По тропинкам севера — страница 8 из 9


Замкнуты уста!

На горе Ключей от слез

Влажен мой рукав…


Юдонояма!

Слезы лью, ступая здесь

По деньгам в пыли.[56]

(Сора)

Я ушел из Хагуро, у Цуругаока был встречен в доме Нагаяма Дзюко; написали рэнку. Сакити сопутствовал мне. В лодке мы спустились по течению к гавани Саката. Заночевали у врача по имени эн'ан Фугёку.

О пики Зноя!

Смотрю на бухту Ветра

Прохладный вечер…[57]


Все пламя солнца

Ты влила в воды моря,

Могамигава![58]

***

21. Когда исчерпаны были все виды бухт и гор, воды и суши, душа затосковала по Кисаката. Направившись на северо-восток от гавани Саката, я переходил горы, следовал вдоль берега, ступал по песку — протяжением всего десять ри; когда солнце уже понемногу клонилось к закату, — ветер с моря стал взметать прибрежный песок, заморосил дождь и скрыл гору Тёкай. Я брел в потемках наугад. «И при дожде все по-особому, и, когда прояснится, будет любопытно!» — так подумав, я забрался в крытую камышом хижину и стал ждать, пока перестанет дождь.

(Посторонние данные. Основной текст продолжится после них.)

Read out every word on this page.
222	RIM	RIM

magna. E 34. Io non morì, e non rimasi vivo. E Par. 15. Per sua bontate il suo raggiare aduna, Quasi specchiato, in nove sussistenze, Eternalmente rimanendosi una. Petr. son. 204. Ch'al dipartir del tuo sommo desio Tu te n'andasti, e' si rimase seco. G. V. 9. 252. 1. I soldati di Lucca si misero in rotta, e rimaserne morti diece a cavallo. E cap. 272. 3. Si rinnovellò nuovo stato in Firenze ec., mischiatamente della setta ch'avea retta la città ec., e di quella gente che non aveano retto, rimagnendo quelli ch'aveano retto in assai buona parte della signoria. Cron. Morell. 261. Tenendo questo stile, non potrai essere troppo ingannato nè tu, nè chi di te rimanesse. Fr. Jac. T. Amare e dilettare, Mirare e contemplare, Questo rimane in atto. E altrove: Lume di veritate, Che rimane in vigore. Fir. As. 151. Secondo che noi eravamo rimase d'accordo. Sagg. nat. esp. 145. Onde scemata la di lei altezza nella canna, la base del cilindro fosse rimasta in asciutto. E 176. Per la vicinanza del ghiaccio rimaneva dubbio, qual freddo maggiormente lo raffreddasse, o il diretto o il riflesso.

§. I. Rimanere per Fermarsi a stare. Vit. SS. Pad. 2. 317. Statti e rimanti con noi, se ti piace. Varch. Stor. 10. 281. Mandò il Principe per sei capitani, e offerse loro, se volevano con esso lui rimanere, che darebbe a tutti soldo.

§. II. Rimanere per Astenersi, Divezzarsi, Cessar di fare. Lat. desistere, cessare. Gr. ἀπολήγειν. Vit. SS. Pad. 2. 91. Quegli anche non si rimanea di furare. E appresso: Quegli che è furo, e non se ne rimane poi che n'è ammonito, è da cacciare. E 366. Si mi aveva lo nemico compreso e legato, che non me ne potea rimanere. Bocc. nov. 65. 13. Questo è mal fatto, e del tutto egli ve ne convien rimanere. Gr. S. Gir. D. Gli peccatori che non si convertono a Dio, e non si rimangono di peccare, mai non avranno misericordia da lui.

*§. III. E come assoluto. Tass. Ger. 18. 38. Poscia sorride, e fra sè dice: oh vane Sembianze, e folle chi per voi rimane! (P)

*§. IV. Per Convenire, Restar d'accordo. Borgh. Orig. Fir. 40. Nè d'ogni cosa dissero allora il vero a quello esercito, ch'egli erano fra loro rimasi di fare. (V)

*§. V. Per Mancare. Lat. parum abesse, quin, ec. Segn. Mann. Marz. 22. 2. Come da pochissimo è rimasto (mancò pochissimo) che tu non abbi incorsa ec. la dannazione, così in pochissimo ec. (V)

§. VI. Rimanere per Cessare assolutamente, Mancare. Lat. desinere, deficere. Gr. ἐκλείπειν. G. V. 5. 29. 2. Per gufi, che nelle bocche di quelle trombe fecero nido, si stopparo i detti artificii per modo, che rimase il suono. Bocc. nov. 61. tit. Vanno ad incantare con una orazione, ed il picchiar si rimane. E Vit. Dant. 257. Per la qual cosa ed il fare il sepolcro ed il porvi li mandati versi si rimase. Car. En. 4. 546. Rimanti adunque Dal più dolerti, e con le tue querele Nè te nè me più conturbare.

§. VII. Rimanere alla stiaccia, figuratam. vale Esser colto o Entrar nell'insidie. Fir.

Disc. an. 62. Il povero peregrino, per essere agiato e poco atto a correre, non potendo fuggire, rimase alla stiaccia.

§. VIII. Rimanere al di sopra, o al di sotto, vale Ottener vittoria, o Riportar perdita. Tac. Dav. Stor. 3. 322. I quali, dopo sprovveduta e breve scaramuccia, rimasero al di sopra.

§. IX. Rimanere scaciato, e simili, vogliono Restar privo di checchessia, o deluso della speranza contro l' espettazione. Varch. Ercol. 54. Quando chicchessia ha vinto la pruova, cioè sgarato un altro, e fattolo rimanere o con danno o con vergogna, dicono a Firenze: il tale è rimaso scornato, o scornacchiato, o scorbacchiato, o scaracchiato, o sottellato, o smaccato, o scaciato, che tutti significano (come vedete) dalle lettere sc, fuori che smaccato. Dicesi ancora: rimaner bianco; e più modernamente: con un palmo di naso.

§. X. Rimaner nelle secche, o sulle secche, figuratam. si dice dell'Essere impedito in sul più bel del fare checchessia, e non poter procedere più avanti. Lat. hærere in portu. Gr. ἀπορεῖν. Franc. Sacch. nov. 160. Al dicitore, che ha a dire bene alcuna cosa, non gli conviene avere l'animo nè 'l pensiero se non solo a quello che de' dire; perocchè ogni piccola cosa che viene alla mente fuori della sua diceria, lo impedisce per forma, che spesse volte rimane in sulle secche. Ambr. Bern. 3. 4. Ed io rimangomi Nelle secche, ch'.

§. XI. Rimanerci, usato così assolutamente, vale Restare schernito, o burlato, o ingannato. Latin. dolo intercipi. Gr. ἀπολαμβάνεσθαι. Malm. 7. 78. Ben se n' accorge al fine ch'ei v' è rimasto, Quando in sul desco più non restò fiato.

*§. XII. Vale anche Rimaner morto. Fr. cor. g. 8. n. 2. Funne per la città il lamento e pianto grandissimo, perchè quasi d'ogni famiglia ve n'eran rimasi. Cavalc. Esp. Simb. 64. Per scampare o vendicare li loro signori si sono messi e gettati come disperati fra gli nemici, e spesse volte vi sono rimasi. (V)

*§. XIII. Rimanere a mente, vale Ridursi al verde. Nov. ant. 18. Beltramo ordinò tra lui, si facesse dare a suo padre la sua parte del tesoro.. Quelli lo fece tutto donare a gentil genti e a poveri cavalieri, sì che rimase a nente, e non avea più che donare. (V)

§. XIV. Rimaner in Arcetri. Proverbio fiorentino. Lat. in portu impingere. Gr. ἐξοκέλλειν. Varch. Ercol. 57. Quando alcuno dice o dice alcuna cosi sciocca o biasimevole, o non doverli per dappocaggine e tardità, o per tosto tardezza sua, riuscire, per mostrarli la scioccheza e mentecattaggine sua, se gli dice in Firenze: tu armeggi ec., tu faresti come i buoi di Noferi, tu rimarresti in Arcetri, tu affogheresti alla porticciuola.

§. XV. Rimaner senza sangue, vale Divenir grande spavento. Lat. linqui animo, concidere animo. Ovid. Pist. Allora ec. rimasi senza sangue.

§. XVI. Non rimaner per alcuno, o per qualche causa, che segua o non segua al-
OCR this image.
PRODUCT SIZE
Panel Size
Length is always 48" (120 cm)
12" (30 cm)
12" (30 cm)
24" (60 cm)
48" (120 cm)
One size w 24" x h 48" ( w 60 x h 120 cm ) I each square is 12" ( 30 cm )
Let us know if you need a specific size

Наутро, когда небо совсем прояснилось и радостно засверкало утреннее солнце, я поплыл в лодке к Кисаката.

В уединенье.

Вот так пройдет вся жизнь…

На Кисаката

Приютом станет домик

Под тростниковой крышей…

(Ноин-хоси)

Прежде всего я подвел лодку к острову Ноина — Ноинсима — и посетил место его трехлетнего уединения. Сошел с лодки на другом берегу. Здесь, как память о Сайге, стоит старая вишня, воспетая в стихе: «Над цветами».


На Кисаката

Волной залило вишню,

И над цветами

По светлой, водной глади,

Плывут рыбачьи лодки.

(Сайге)

На берегу есть курган, — говорят, могила императрицы Дзинго[59]. Храм зовется Камандзюдзи. Я не слыхал, чтобы она здесь бывала. Как же так?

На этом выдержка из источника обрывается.